Het rijdier van de Germaanse god Freyr was een everzwijn, Gullinbursti (gouden borstels) genaamd, maar ook zijn zuster Freya bereed in het gedicht Flateyjarbok een ever: Hildisvíni (Strijdzwijn). Dit is haar protégé Óttar in een vermomde vorm. In het verhaal gaan ze samen op zoek naar de reuzin Hyndla zodat die meer kan vertellen over de voorouders van Óttar.
Beide goden werden gelinkt aan de vruchtbaarheid en het is dus geen toeval dat het bijzonder vruchtbare zwijn aan hen gekoppeld en geofferd werd.
Ook oorlogsgod (o.a.) Wodan heeft een connectie met het everzwijn.
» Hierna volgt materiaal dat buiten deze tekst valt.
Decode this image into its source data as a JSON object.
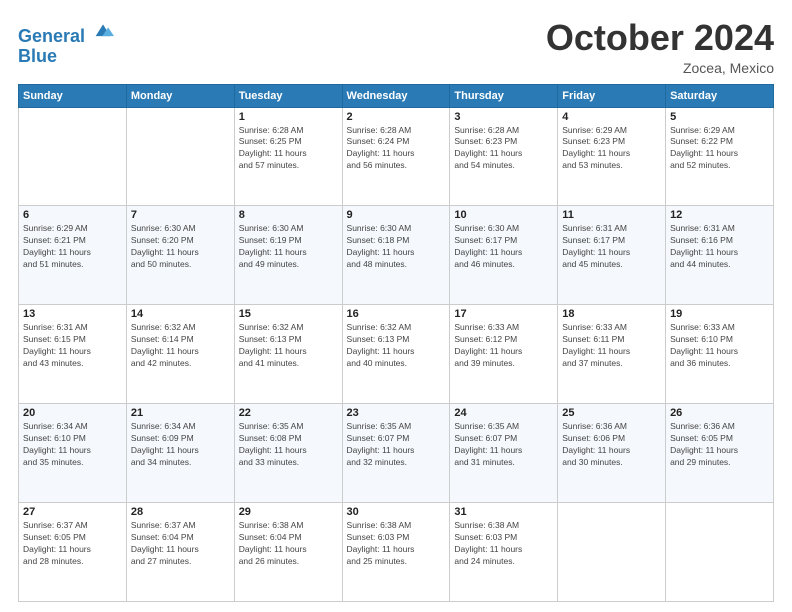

Net als Vrouwe Holle. Beide zijn in verschillende sagen aanvoerders van de Wilde Jacht.
Verschillende Keltische volkeren hadden een naam gelinkt aan het Everzwijn. Zo vermeldt Plinius de Oude (1e eeuw o.t.) de Sunici en de Suessiones (verwijzend naar Sus (everzwijn)) en de Baetas. Verspreid over het hele Keltische grondgebied (o.a. Spanje, Portugal en Frankrijk) vond men stenen beelden van everzwijnen die mogelijks dienden om bescherming of vruchtbaarheid te vragen aan de goden. Drie Keltische goden zijn zeker gelinkt aan het wild zwijn:
* Esus (de god van het woud en houthakkers)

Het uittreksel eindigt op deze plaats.